Soda from vending machines can ruin a child. The increase of caffeine consumption alone can lead to insomnia and anxiety in students. Also, one-third of students who consume high doses of caffeine regularly are hyperactive enough to be diagnosed with ADHD (ibid). Another problem with soda in vending machines is that many students replace milk with soda in their diets. Soda has absolutely no calcium, an essential mineral that all growing students need to have strong, healthy bones. Replacing the calcium-rich milk for soda can cause students to have osteoporosis in later years (ibid). Luckily, some schools have noticed these problems and have done something about them.
The state of California has banned middle schools from selling carbonated drinks before the end of the last lunch period (Watson). However, more must be done to fix the problems associated with school vending machines.
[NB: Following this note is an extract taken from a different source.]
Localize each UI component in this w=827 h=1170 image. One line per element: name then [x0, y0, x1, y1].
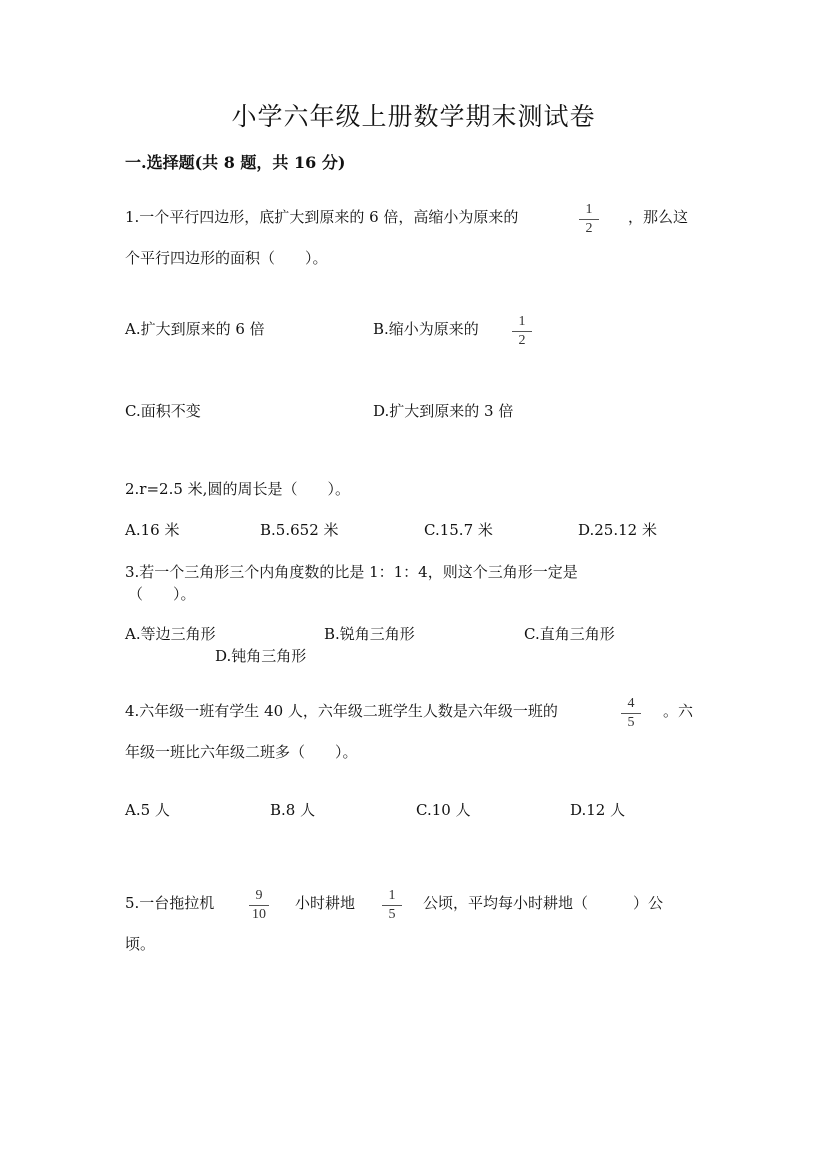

The best choice would be to eliminate vending machines from schools permanently. Another option is to keep vending machines, but only put healthy beverages and snacks in them. Just a few changes could reduce the obesity rate and improve student performance.
More people are realizing how serious the obesity epidemic is and have taken action against it. One example would be the Healthy Children through Better Nutrition Act of 2003. The act was created for an important purpose: "...to improve federal nutrition policies by increasing eligible children's access to nutritious food, addressing the crisis of childhood obesity and promoting a healthy school environment" (Congressman). Another glimmer of hope has appeared; nearly sixty percent of school districts have increased the amount of fresh fruit and vegetables that students purchase and almost half are buying more reduced-fat and low-fat foods (Hirsch). If more actions like these took place, the childhood obesity epidemic would significantly decrease.
There are millions of children suffering from childhood obesity. The blame cannot be placed on any one person or thing, but on everyone who has ignored the epidemic. The thing to do now is to fix what is wrong. Why should any more children suffer? Just by serving healthier food in school cafeterias and vending machines, schools can make such a dramatic difference. It is a wonder not many people have worked to bring about changes, but it is possible. Think about the day when not a single school cafeteria serves food causing obese children and make that vision a reality.
Congressman Miller, George. New Legislation Targets Child Obesity, Access to School Lunch Program. California: House Committee on Education and the Workforce Democratic Staff, 2003.
Flores, Alfredo. Snack Bar Temptation's Too Great for Middle Schoolers. Texas: Agricultural Research Service News, 2004.
Hirsch, J.M. Schools Stuggle to Offer Healthy Lunches. West Virginia: The Associated Press, 2003.
Johnson, Mark and John Fauber. "Behavioral Changes Necessary to Combat Child Obesity." Milwaukee Journal Sentinel. 28 Jul. 2003.
Kitchens, Rhonda. "Banning Junk Food in Schools." KPLC. 14 Apr. 2005.
Schmidt, Charles W. Obesity: A Weighty Issue for Children. ProQuest Information and Learning Company, 2005.
Simon, Michele. Back to School--Junk Food Equals Big Profits, Minus Healthy Kids. California: Pacific News Service, 2004.
Vail, Kathleen. Insert Coins in Slot: School Vending Machines Generate Funds--And Controversy. American School Board Journal, 1999.
Watson, Aleta. "Fast Food Sold at School Lunch Means More Fat Children." San Jose Mercury News. 10 Mar. 2004.